WASHINGTON — The Trump administration on Wednesday maintained a low-key approach to the latest flare-up of violence in eastern Ukraine, where the government accuses Russian-backed forces of stepping up attacks. The restrained tone may reflect the start of a new U.S. approach to dealing with Russia's cross-border activity, even as top U.S. officials are pledging to support Ukraine's sovereignty.
White House spokesman Sean Spicer had little to say on Wednesday when asked for the administration's position on the renewed fighting that began over the weekend and persisted into early Wednesday. At least 10 people have been killed and dozens wounded. President Donald Trump has been "kept aware of developments" in Ukraine, Spicer said, and the White House will "have further updates as we go on." It was not immediately clear when those updates would come.
The new rhetoric comes amid significant concern in Europe about Trump's overtures to Russia. The new president has called NATO "obsolete" and challenged America's allies to take on greater responsibility for defending themselves, while raising the possibility of a new era of U.S.-Russian cooperation.
On Tuesday, the State Department responded to the violence in Ukraine but omitted any mention of Russia in a six-sentence statement that called for an immediate cease-fire and full implementation of the agreements meant to outline a political resolution to the crisis.
Trump's U.N. ambassador, Nikki Haley, met with her Ukrainian counterpart "to reaffirm the United States' support for the sovereignty and territorial integrity of Ukraine," according to a statement.
Ukraine's U.N. envoy, Volodymyr Yelchenko, said Wednesday that Haley told him the U.S. is "completely against the way Russia is dealing with the eastern part of Ukraine."
The omission of Russia from the responses contrasted sharply with statements by the Obama administration, which sharply criticized Moscow for supporting and even directing attacks by the separatists, and not fulfilling its obligations under the 2015 truce plan signed in Minsk, Belarus.

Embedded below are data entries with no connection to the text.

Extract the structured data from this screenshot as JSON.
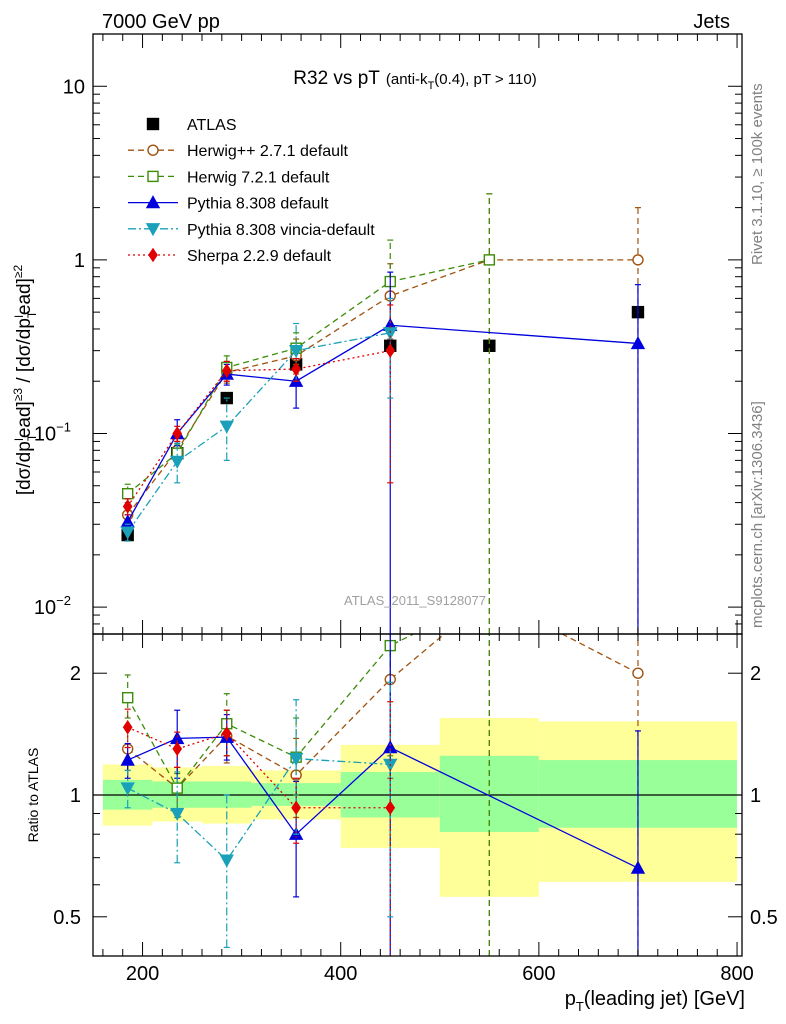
{
  "header": {
    "left": "7000 GeV pp",
    "right": "Jets"
  },
  "plot_title": {
    "main": "R32 vs pT",
    "sub": "(anti-k",
    "sub_sub": "T",
    "sub_tail": "(0.4), pT > 110)"
  },
  "side_labels": {
    "rivet": "Rivet 3.1.10, ≥ 100k events",
    "mcplots": "mcplots.cern.ch [arXiv:1306.3436]"
  },
  "watermark": "ATLAS_2011_S9128077",
  "ratio_ylabel": "Ratio to ATLAS",
  "colors": {
    "atlas": "#000000",
    "herwigpp": "#a0520f",
    "herwig7": "#3c8c0a",
    "pythia": "#0000dd",
    "vincia": "#1aa0b8",
    "sherpa": "#e00000",
    "band_inner": "#99ff99",
    "band_outer": "#ffff99"
  },
  "chart_data": [
    {
      "type": "line",
      "panel": "main",
      "ylabel_parts": [
        "[dσ/dp",
        "T",
        "l",
        "ead]",
        "≥3",
        " / [dσ/dp",
        "T",
        "l",
        "ead]",
        "≥2"
      ],
      "yscale": "log",
      "ylim": [
        0.007,
        20
      ],
      "xlim": [
        150,
        805
      ],
      "yticks": [
        {
          "value": 0.01,
          "label": "10",
          "exp": "−2"
        },
        {
          "value": 0.1,
          "label": "10",
          "exp": "−1"
        },
        {
          "value": 1,
          "label": "1",
          "exp": ""
        },
        {
          "value": 10,
          "label": "10",
          "exp": ""
        }
      ],
      "legend_position": "top-left",
      "series": [
        {
          "name": "ATLAS",
          "style": "data",
          "points": [
            {
              "x": 185,
              "y": 0.026,
              "lo": 0.024,
              "hi": 0.028
            },
            {
              "x": 235,
              "y": 0.077,
              "lo": 0.073,
              "hi": 0.082
            },
            {
              "x": 285,
              "y": 0.16,
              "lo": 0.152,
              "hi": 0.17
            },
            {
              "x": 355,
              "y": 0.25,
              "lo": 0.235,
              "hi": 0.265
            },
            {
              "x": 450,
              "y": 0.32,
              "lo": 0.29,
              "hi": 0.35
            },
            {
              "x": 550,
              "y": 0.32,
              "lo": 0.3,
              "hi": 0.34
            },
            {
              "x": 700,
              "y": 0.5,
              "lo": 0.46,
              "hi": 0.54
            }
          ]
        },
        {
          "name": "Herwig++ 2.7.1 default",
          "style": "herwigpp",
          "points": [
            {
              "x": 185,
              "y": 0.034,
              "lo": 0.03,
              "hi": 0.038
            },
            {
              "x": 235,
              "y": 0.08,
              "lo": 0.07,
              "hi": 0.09
            },
            {
              "x": 285,
              "y": 0.225,
              "lo": 0.195,
              "hi": 0.26
            },
            {
              "x": 355,
              "y": 0.28,
              "lo": 0.22,
              "hi": 0.35
            },
            {
              "x": 450,
              "y": 0.62,
              "lo": 0.35,
              "hi": 0.95
            },
            {
              "x": 550,
              "y": 1.0,
              "lo": 0.004,
              "hi": 2.4
            },
            {
              "x": 700,
              "y": 1.0,
              "lo": 0.004,
              "hi": 2.0
            }
          ]
        },
        {
          "name": "Herwig 7.2.1 default",
          "style": "herwig7",
          "points": [
            {
              "x": 185,
              "y": 0.045,
              "lo": 0.04,
              "hi": 0.051
            },
            {
              "x": 235,
              "y": 0.077,
              "lo": 0.068,
              "hi": 0.087
            },
            {
              "x": 285,
              "y": 0.24,
              "lo": 0.2,
              "hi": 0.28
            },
            {
              "x": 355,
              "y": 0.31,
              "lo": 0.25,
              "hi": 0.38
            },
            {
              "x": 450,
              "y": 0.75,
              "lo": 0.4,
              "hi": 1.3
            },
            {
              "x": 550,
              "y": 1.0,
              "lo": 0.004,
              "hi": 2.4
            }
          ]
        },
        {
          "name": "Pythia 8.308 default",
          "style": "pythia",
          "points": [
            {
              "x": 185,
              "y": 0.031,
              "lo": 0.028,
              "hi": 0.034
            },
            {
              "x": 235,
              "y": 0.1,
              "lo": 0.085,
              "hi": 0.12
            },
            {
              "x": 285,
              "y": 0.22,
              "lo": 0.19,
              "hi": 0.25
            },
            {
              "x": 355,
              "y": 0.2,
              "lo": 0.14,
              "hi": 0.27
            },
            {
              "x": 450,
              "y": 0.42,
              "lo": 0.004,
              "hi": 0.85
            },
            {
              "x": 700,
              "y": 0.33,
              "lo": 0.004,
              "hi": 0.72
            }
          ]
        },
        {
          "name": "Pythia 8.308 vincia-default",
          "style": "vincia",
          "points": [
            {
              "x": 185,
              "y": 0.027,
              "lo": 0.024,
              "hi": 0.03
            },
            {
              "x": 235,
              "y": 0.069,
              "lo": 0.052,
              "hi": 0.088
            },
            {
              "x": 285,
              "y": 0.11,
              "lo": 0.07,
              "hi": 0.16
            },
            {
              "x": 355,
              "y": 0.3,
              "lo": 0.2,
              "hi": 0.43
            },
            {
              "x": 450,
              "y": 0.38,
              "lo": 0.16,
              "hi": 0.6
            }
          ]
        },
        {
          "name": "Sherpa 2.2.9 default",
          "style": "sherpa",
          "points": [
            {
              "x": 185,
              "y": 0.038,
              "lo": 0.034,
              "hi": 0.042
            },
            {
              "x": 235,
              "y": 0.1,
              "lo": 0.09,
              "hi": 0.11
            },
            {
              "x": 285,
              "y": 0.23,
              "lo": 0.2,
              "hi": 0.26
            },
            {
              "x": 355,
              "y": 0.235,
              "lo": 0.2,
              "hi": 0.27
            },
            {
              "x": 450,
              "y": 0.3,
              "lo": 0.052,
              "hi": 0.55
            }
          ]
        }
      ]
    },
    {
      "type": "line",
      "panel": "ratio",
      "xlabel_parts": [
        "p",
        "T",
        "(leading jet) [GeV]"
      ],
      "ylabel": "Ratio to ATLAS",
      "yscale": "log",
      "ylim": [
        0.4,
        2.5
      ],
      "xlim": [
        150,
        805
      ],
      "yticks": [
        0.5,
        1,
        2
      ],
      "xticks": [
        200,
        400,
        600,
        800
      ],
      "bands": [
        {
          "x0": 160,
          "x1": 210,
          "inner_lo": 0.92,
          "inner_hi": 1.09,
          "outer_lo": 0.84,
          "outer_hi": 1.19
        },
        {
          "x0": 210,
          "x1": 260,
          "inner_lo": 0.93,
          "inner_hi": 1.08,
          "outer_lo": 0.86,
          "outer_hi": 1.17
        },
        {
          "x0": 260,
          "x1": 310,
          "inner_lo": 0.93,
          "inner_hi": 1.08,
          "outer_lo": 0.85,
          "outer_hi": 1.18
        },
        {
          "x0": 310,
          "x1": 400,
          "inner_lo": 0.94,
          "inner_hi": 1.07,
          "outer_lo": 0.87,
          "outer_hi": 1.15
        },
        {
          "x0": 400,
          "x1": 500,
          "inner_lo": 0.88,
          "inner_hi": 1.14,
          "outer_lo": 0.74,
          "outer_hi": 1.33
        },
        {
          "x0": 500,
          "x1": 600,
          "inner_lo": 0.81,
          "inner_hi": 1.25,
          "outer_lo": 0.56,
          "outer_hi": 1.55
        },
        {
          "x0": 600,
          "x1": 800,
          "inner_lo": 0.83,
          "inner_hi": 1.22,
          "outer_lo": 0.61,
          "outer_hi": 1.52
        }
      ],
      "series": [
        {
          "name": "Herwig++ 2.7.1 default",
          "style": "herwigpp",
          "points": [
            {
              "x": 185,
              "y": 1.3,
              "lo": 1.15,
              "hi": 1.45
            },
            {
              "x": 235,
              "y": 1.04,
              "lo": 0.9,
              "hi": 1.17
            },
            {
              "x": 285,
              "y": 1.4,
              "lo": 1.2,
              "hi": 1.62
            },
            {
              "x": 355,
              "y": 1.12,
              "lo": 0.88,
              "hi": 1.38
            },
            {
              "x": 450,
              "y": 1.93,
              "lo": 1.1,
              "hi": 2.6
            },
            {
              "x": 550,
              "y": 3.1,
              "lo": 0.01,
              "hi": 8
            },
            {
              "x": 700,
              "y": 2.0,
              "lo": 0.01,
              "hi": 4
            }
          ]
        },
        {
          "name": "Herwig 7.2.1 default",
          "style": "herwig7",
          "points": [
            {
              "x": 185,
              "y": 1.74,
              "lo": 1.55,
              "hi": 1.98
            },
            {
              "x": 235,
              "y": 1.04,
              "lo": 0.88,
              "hi": 1.13
            },
            {
              "x": 285,
              "y": 1.5,
              "lo": 1.25,
              "hi": 1.78
            },
            {
              "x": 355,
              "y": 1.24,
              "lo": 1.0,
              "hi": 1.55
            },
            {
              "x": 450,
              "y": 2.34,
              "lo": 1.25,
              "hi": 4.0
            },
            {
              "x": 550,
              "y": 3.1,
              "lo": 0.01,
              "hi": 8
            }
          ]
        },
        {
          "name": "Pythia 8.308 default",
          "style": "pythia",
          "points": [
            {
              "x": 185,
              "y": 1.22,
              "lo": 1.1,
              "hi": 1.34
            },
            {
              "x": 235,
              "y": 1.38,
              "lo": 1.1,
              "hi": 1.62
            },
            {
              "x": 285,
              "y": 1.39,
              "lo": 1.22,
              "hi": 1.58
            },
            {
              "x": 355,
              "y": 0.8,
              "lo": 0.56,
              "hi": 1.08
            },
            {
              "x": 450,
              "y": 1.31,
              "lo": 0.01,
              "hi": 2.7
            },
            {
              "x": 700,
              "y": 0.66,
              "lo": 0.01,
              "hi": 1.44
            }
          ]
        },
        {
          "name": "Pythia 8.308 vincia-default",
          "style": "vincia",
          "points": [
            {
              "x": 185,
              "y": 1.04,
              "lo": 0.93,
              "hi": 1.15
            },
            {
              "x": 235,
              "y": 0.9,
              "lo": 0.68,
              "hi": 1.14
            },
            {
              "x": 285,
              "y": 0.69,
              "lo": 0.42,
              "hi": 1.0
            },
            {
              "x": 355,
              "y": 1.23,
              "lo": 0.8,
              "hi": 1.72
            },
            {
              "x": 450,
              "y": 1.19,
              "lo": 0.5,
              "hi": 1.9
            }
          ]
        },
        {
          "name": "Sherpa 2.2.9 default",
          "style": "sherpa",
          "points": [
            {
              "x": 185,
              "y": 1.47,
              "lo": 1.31,
              "hi": 1.63
            },
            {
              "x": 235,
              "y": 1.3,
              "lo": 1.17,
              "hi": 1.43
            },
            {
              "x": 285,
              "y": 1.42,
              "lo": 1.25,
              "hi": 1.62
            },
            {
              "x": 355,
              "y": 0.93,
              "lo": 0.76,
              "hi": 1.1
            },
            {
              "x": 450,
              "y": 0.93,
              "lo": 0.16,
              "hi": 1.7
            }
          ]
        }
      ]
    }
  ]
}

The State Department statement reaffirmed U.S. backing for the Minsk plans, but that reference only came about after internal interagency discussions in Washington. According to an American official with knowledge of the discussions, White House officials questioned why the Minsk agreements needed to be mentioned at all even though the U.S. has insisted for almost two years on the deal's full implementation. The official wasn't authorized to speak publicly on the matter and demanded anonymity.
"The United States is deeply concerned with the recent spike in violence in eastern Ukraine," State Department spokesman Mark Toner said in the statement. "To avert a larger humanitarian crisis, we call for an immediate, sustained cease-fire and full and unfettered access for OSCE monitors. We also reaffirm U.S. support for full implementation of the Minsk agreements."
During the last surge in violence in December, former State Department spokesman John Kirby had gone far further, accusing Moscow of backing "a Russian separatist attempt to seize additional Ukrainian territory."
In his Dec. 20 statement, Kirby said Russia was violating its commitments and urged Moscow to use its influence over the separatists to stop the violence.
And in the Obama administration's last days, then-White House spokesman Josh Earnest specifically criticized Russia for misrepresenting its activities in Ukraine, saying its public pronouncements "routinely fly in the face of the facts on the ground" there and in Syria.
At his confirmation hearing earlier this month, Trump's incoming Secretary of State Rex Tillerson took a similarly stern line despite his close business ties with Russia stemming from his days as Exxon Mobil CEO. He said Russia posed a "danger" and had "invaded" Ukraine, and that he would have recommended a far more robust response than Obama mounted after Russia's 2014 annexation of Ukraine's Crimean Peninsula.
New Defense Secretary James Mattis and CIA chief Mike Pompeo also had tough words for Moscow.
Obama era officials as well as many in Europe are concerned about a possible shift in U.S. policy toward Russia, particularly as it relates to Ukraine and the potential for a lifting of sanctions on Moscow before the situation is resolved.
On Tuesday, European Union President Donald Tusk mentioned Russia's "aggressive policy towards Ukraine" along with "worrying declarations by the new American administration." He accused the Trump administration of "seeming to put into question the last 70 years of American foreign policy."
Associated Press writer Edith M. Lederer at the United Nations contributed to this report.